Тут же неподалеку росли густые заросли бамбука, из молодых побегов которого можно сделать связки.

В довершение удачи, «аи», или тихоход, поглощенный своим любимым занятием грызть кору и объедать листья деревьев, упал на землю вместе с деревом, с которым он не захотел расстаться. Одним ударом палаша животное было убито и, к превеликой радости беглецов, тут же разделено между ними по-братски и в несколько минут съедено сырым.

После трехчасового неустанного труда плот, собранный кое-как, был готов. На него поместили слабосильного Нотариуса и Луша с немудрым веслом, остальные, держась за плот, переправились вплавь. Господин Луш направлял плот так, чтобы максимально сократить переправу.

Местность была совершенно безлюдная, и плот, слегка сносимый течением, благополучно пристал к противоположному берегу.

– Ну, а сейчас, детки, весело воскликнул Луш, нам нельзя попусту терять времени. Самое трудное уже сделано, и теперь успех задуманного плана обеспечен… Прежде всего надо немедля разобрать этот плот, сослуживший нам добрую службу. Он может выдать нас! Разобрав его, пустим стволы вниз по течению, вода их унесет! .. Ну, вот, прекрасно!
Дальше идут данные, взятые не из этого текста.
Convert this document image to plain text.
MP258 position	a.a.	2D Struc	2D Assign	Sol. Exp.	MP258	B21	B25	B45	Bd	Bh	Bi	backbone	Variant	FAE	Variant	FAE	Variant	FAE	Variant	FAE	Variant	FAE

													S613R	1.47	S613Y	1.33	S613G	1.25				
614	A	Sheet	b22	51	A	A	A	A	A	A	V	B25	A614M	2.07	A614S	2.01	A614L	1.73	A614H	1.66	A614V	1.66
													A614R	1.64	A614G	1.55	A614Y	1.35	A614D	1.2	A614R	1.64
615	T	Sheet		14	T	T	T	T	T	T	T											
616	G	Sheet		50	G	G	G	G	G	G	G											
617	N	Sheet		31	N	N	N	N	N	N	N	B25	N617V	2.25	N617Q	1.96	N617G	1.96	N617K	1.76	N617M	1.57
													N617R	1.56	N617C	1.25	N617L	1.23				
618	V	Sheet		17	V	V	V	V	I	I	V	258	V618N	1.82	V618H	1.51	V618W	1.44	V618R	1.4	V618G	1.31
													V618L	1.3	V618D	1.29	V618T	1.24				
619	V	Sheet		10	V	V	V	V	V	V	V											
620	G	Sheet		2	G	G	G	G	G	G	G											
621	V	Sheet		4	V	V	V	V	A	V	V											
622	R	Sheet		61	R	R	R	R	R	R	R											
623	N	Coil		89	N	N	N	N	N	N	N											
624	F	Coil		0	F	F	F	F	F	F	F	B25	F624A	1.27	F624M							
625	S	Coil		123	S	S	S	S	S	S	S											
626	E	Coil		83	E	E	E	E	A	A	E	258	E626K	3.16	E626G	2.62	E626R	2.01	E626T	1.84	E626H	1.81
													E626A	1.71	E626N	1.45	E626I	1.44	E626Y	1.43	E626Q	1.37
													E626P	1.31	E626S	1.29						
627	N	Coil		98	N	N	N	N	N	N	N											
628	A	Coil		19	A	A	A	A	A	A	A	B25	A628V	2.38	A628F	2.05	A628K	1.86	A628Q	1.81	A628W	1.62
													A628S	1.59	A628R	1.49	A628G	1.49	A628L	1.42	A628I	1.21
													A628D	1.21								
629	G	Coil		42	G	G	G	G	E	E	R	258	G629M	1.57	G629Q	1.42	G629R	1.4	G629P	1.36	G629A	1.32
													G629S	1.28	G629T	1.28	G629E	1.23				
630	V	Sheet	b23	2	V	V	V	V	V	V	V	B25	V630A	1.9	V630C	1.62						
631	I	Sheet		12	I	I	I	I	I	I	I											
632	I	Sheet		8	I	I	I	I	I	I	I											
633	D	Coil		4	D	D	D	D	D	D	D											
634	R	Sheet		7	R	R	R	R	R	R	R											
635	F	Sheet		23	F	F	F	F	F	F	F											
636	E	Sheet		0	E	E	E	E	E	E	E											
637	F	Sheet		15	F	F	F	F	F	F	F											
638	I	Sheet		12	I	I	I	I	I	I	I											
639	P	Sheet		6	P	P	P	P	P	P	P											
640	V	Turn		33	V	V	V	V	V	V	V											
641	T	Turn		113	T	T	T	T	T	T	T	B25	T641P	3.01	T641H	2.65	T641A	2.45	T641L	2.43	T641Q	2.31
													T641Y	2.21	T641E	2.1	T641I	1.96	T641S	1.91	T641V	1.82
Теперь ты, Маленький Черныш, разденешься догола, как наш прародитель до грехопадения, но из уважения к твоей стыдливости я, в виде снисхождения, могу разрешить тебе выкроить из твоих холщовых шаровар подобие калимбаnote 2Note2
  Калимба – повязка на теле у негров Гвианы.


[Закрыть]
. В таком наряде если кто и встретит тебя, то примет за одного из местных жителей, но никто в этом маленьком черномазом не узнает беглого каторжника! Без дела не подходи к жилью, а только затем, чтобы стянуть что-нибудь: козленка, поросенка, курицу… или бычка. Только смотри не попадись! Ты, Мабул, отправишься с Шоколадом и постараешься набрать каких-нибудь съедобных плодов или убить какую-нибудь дичь. Кривой и Красный дождутся отлива и затем пойдут собирать устриц, когда спадет вода. Геркулес останется со мной и с Нотариусом, который будет глядеть на нас и жиреть! Ну, а теперь рысью марш, ангелы мои, и смотрите – не возвращайтесь с пустыми руками, а то мы все скоро проголодаемся. Что же касается тебя, Геркулес, толстая рожа, то отойдем немного в сторону; я должен сказать тебе кое-что!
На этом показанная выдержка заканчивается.